Partisans de l’heure d’hiver. Pour l’heure d’hiver, il n’y a guère que quelques personnalités politiques et les défenseurs de la santé, de l’écologie ou du bien-être qui militent en sa faveur. En 1996, Alain Juppé voulait supprimer l’heure d’été. La commission sénatoriale avait rendu un avis dans ce sens (https://www.senat.fr/rap/r96-13/r96-13_mono.html). Le ministre de la transition écologique et solidaire, François de Rugy, a déclaré qu’il était favorable à l’idée de « réduire l’écart » avec l’heure naturelle du soleil, autrement dit qu’il était favorable au maintien de l’heure d’hiver toute l’année.
Il est intéressant d’étudier les sujets abordés par les partisans de l’heure d’hiver qui ont pour objectif de rattraper le retard dans les sondages. En termes de santé publique, le changement d’heure pourrait perturber notre horloge biologique. Lors du passage à l’heure d’été (2 heures de plus par rapport au soleil), le manque de sommeil peut provoquer une chute de l’attention, occasionner de la somnolence, de la nervosité ou dégrader l’humeur. Différentes études font état d’une hausse des infarctus du myocarde ou des crises cardiaques. Des messages sont martelés pour préciser qu’il ne faut pas confondre la saison d’été avec l’heure d’été et qu’il serait bon de s’inspirer de la Russie ou d’autre pays européens favorables à l’heure d’hiver comme la République Tchèque, le Danemark, la Finlande et les Pays-Bas.
Campagnes de manipulation de l’information par le contenu.

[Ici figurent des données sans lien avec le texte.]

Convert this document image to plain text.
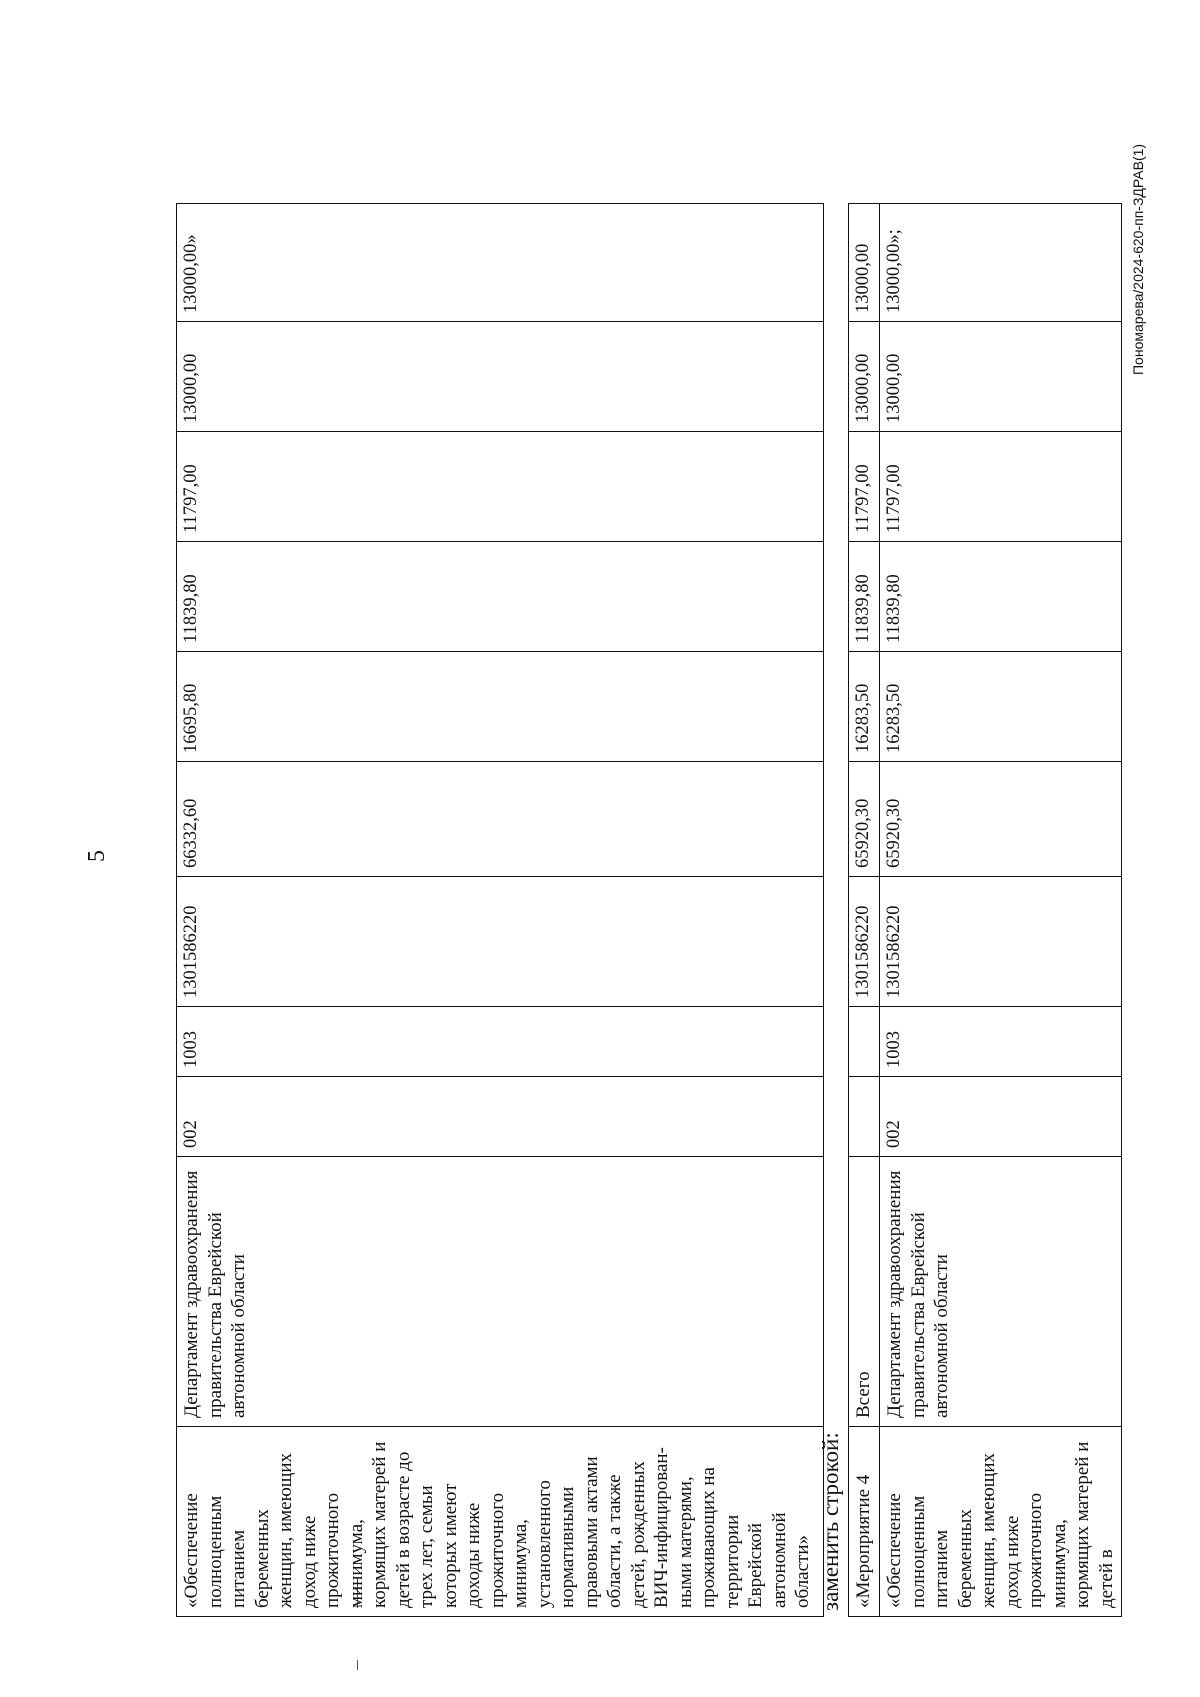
5
«Обеспечение полноценным питанием беременных женщин, имеющих доход ниже прожиточного минимума, кормящих матерей и детей в возрасте до трех лет, семьи которых имеют доходы ниже прожиточного минимума, установленного нормативными правовыми актами области, а также детей, рожденных ВИЧ-инфицирован-ными матерями, проживающих на территории Еврейской автономной области»	Департамент здравоохранения правительства Еврейской автономной области	002	1003	1301586220	66332,60	16695,80	11839,80	11797,00	13000,00	13000,00»
заменить строкой: «Мероприятие 4	Всего			1301586220	65920,30	16283,50	11839,80	11797,00	13000,00	13000,00
«Обеспечение полноценным питанием беременных женщин, имеющих доход ниже прожиточного минимума, кормящих матерей и детей в	Департамент здравоохранения правительства Еврейской автономной области	002	1003	1301586220	65920,30	16283,50	11839,80	11797,00	13000,00	13000,00»;	Пономарева/2024-620-пп-ЗДРАВ(1)
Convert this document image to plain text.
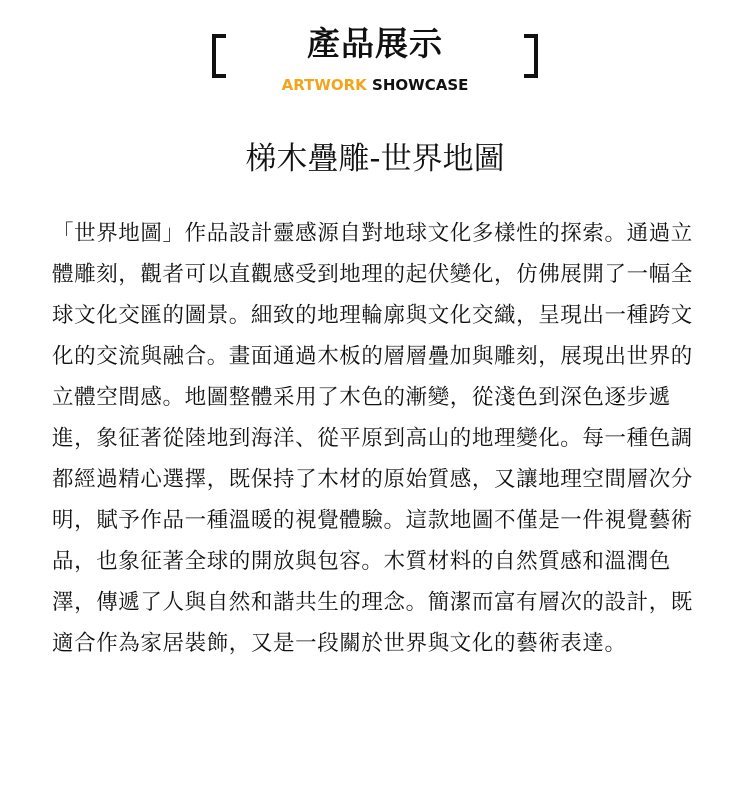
產品展示
ARTWORK SHOWCASE
梯木疊雕-世界地圖

「世界地圖」作品設計靈感源自對地球文化多樣性的探索。通過立體雕刻，觀者可以直觀感受到地理的起伏變化，仿佛展開了一幅全球文化交匯的圖景。細致的地理輪廓與文化交織，呈現出一種跨文化的交流與融合。畫面通過木板的層層疊加與雕刻，展現出世界的立體空間感。地圖整體采用了木色的漸變，從淺色到深色逐步遞進，象征著從陸地到海洋、從平原到高山的地理變化。每一種色調都經過精心選擇，既保持了木材的原始質感，又讓地理空間層次分明，賦予作品一種溫暖的視覺體驗。這款地圖不僅是一件視覺藝術品，也象征著全球的開放與包容。木質材料的自然質感和溫潤色澤，傳遞了人與自然和諧共生的理念。簡潔而富有層次的設計，既適合作為家居裝飾，又是一段關於世界與文化的藝術表達。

Les derniers sondages européens sont remis en question par une partie des défenseurs de l’heure d’hiver. Tout d’abord sur la participation record. Avec 4,6 millions de réponses, la consultation a étonnamment mobilisé très largement les citoyens pour ce type de problématique. Sur la représentativité du panel, ce sont surtout les allemands (pro heure d’été) qui ont été 3,1 millions à participer au sondage, soit 70% des répondants. Les Français ont été 393 000 à répondre. Enfin sur la technique, le résultat vient d’un questionnaire Limesurvey (open source) pour lequel on peut voter autant de fois qu’on veut si on procède au nettoyage des cookies ou en utilisant la navigation privée. Autre fait, le serveur aurait connu des problèmes techniques, des coupures à plusieurs reprises dues à une saturation des connections. Enfin, certains reprochent de la confusion aux questions. Les résultats auraient pu être différents si les questions avaient été moins orientées et posées autrement.
Fibre patriotique
En 1945, de nombreux pays d’Europe de l’Ouest ont tenu à supprimer l’heure d’été (GMT +2) pour atténuer le souvenir de l’occupation allemande qui leur avait imposé un changement de fuseau horaire. La France est donc repassée à (GMT+ 1) et devait, deux mois plus tard, reculer encore d’une heure pour revenir à l’heure d’hiver GMT. Deux heures de moins en deux mois… on imagine les perturbations pour les métabolismes humains et animaux. Du coup, ce deuxième changement d’heure a été annulé en catastrophe. Seulement, pour faire bonne mesure patriotique, il a été décidé de ne pas repasser à l’heure d’hiver et la France est restée à (GMT+ 1) de 1945 à 1976. À cette date, pour gagner de l’ensoleillement, on a instauré une nouvelle heure d’été à (GMT+ 2). Bref, l’Europe occidentale est alors revenue à l’heure allemande imposée par l’Allemagne hitlérienne. Et par conséquent, de plus en plus de slogans apparaissent sur les réseaux :
« Mon pays à l’heure allemande ! Madame Merkel, rendez-nous notre heure ! »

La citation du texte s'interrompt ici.